In this study of elderly subjects with metabolic syndrome, we observed that despite being a purine-rich food, non-soy legumes were inversely associated with SUA levels and hyperuricemia prevalence.
ISRCTN89898870. Registration date: 24 July 2014.
评估非大豆豆类及其不同类型的非大豆豆类的消费与超重或肥胖及代谢综合征老年人的血清尿酸(SUA)或高尿酸血症之间的关联。
在 PREDIMED-Plus 研究框架内进行了一项横断面分析。我们纳入了 6329 名参与者,他们提供了非大豆豆类消费和 SUA 水平的信息。非大豆豆类消费使用半定量食物频率问卷进行评估。线性回归模型和 Cox 回归模型分别用于评估非大豆豆类消费三分位、不同类型的非大豆豆类消费与 SUA 水平或高尿酸血症患病率之间的关系。
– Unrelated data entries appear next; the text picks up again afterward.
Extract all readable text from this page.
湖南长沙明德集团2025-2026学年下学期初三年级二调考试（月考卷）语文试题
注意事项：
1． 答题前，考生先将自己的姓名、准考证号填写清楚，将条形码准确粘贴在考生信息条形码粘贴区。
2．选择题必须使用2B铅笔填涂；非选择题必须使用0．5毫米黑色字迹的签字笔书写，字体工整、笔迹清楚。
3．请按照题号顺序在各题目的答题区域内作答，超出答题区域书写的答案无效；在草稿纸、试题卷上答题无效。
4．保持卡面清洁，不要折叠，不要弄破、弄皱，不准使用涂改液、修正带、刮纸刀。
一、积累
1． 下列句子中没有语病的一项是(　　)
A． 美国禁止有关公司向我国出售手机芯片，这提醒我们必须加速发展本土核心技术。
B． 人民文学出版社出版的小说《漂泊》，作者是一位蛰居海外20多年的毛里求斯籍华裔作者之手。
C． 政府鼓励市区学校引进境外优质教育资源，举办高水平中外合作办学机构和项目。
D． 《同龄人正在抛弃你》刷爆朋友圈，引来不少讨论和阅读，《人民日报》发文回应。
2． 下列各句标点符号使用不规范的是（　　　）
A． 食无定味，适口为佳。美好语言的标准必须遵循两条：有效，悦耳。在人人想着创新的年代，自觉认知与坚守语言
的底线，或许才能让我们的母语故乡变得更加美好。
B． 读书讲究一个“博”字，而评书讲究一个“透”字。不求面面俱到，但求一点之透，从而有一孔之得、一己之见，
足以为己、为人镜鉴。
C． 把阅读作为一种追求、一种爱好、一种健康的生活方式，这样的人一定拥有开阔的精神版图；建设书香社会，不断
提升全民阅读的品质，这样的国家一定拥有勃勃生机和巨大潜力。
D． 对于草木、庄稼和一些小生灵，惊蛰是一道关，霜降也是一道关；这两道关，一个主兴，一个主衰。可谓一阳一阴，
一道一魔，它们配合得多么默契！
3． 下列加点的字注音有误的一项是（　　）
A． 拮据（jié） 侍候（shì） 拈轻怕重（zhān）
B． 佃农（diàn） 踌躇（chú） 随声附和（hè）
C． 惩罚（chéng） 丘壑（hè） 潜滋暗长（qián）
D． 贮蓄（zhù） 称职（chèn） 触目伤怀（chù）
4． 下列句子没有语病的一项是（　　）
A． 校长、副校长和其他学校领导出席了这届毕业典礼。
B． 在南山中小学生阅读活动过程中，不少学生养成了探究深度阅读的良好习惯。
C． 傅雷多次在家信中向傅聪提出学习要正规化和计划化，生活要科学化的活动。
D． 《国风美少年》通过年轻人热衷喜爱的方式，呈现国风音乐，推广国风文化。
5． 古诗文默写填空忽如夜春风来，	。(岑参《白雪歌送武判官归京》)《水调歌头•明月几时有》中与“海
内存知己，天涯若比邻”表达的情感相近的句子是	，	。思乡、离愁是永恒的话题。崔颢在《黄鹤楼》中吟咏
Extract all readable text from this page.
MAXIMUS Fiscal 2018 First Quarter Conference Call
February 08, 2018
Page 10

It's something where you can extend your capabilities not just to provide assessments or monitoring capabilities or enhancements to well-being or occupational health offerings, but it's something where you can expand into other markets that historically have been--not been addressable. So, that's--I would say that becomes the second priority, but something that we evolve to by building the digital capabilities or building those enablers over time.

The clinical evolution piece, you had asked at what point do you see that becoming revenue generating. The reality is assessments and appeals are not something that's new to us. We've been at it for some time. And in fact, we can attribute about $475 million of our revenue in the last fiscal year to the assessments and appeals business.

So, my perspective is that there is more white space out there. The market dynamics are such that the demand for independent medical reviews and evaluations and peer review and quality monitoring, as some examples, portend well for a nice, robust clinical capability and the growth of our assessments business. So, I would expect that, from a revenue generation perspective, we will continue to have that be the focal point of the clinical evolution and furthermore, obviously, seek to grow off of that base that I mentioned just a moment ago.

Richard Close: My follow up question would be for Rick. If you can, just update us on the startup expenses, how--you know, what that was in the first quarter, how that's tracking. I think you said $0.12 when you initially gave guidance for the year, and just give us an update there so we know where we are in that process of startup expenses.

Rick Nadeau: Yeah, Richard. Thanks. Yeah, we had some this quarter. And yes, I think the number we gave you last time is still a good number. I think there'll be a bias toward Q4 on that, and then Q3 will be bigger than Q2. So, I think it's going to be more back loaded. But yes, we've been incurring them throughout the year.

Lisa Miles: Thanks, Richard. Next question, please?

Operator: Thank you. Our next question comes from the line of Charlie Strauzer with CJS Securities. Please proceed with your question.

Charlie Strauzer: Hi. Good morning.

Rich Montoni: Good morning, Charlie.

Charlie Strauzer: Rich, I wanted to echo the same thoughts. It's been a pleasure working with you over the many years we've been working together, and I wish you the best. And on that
与最低三分位(T1)相比,总非大豆豆类、扁豆和豌豆摄入量最高的 T3 个体的 SUA 水平分别低 0.14 mg/dL、0.19 mg/dL 和 0.12 mg/dL,T1 被认为是参考值。鹰嘴豆和干豆的消费与 SUA 水平无关联。在多变量模型中,总非大豆豆类摄入量最高的参与者[比值比(PR):0.89;95%置信区间(CI)0.82-0.97;p 趋势=0.01]、扁豆(PR:0.89;95%CI 0.82-0.97;p 趋势=0.01)、干豆(PR:0.91;95%CI 0.84-0.99;p 趋势=0.03)和豌豆(PR:0.89;95%CI 0.82-0.97;p 趋势=0.01)的高尿酸血症患病率较低(与最低三分位相比)。鹰嘴豆的消费与高尿酸血症的患病率无关。
在这项针对代谢综合征老年患者的研究中,我们观察到,尽管非大豆豆类富含嘌呤,但它们与 SUA 水平和高尿酸血症的患病率呈负相关。
ISRCTN89898870。注册日期:2014 年 7 月 24 日。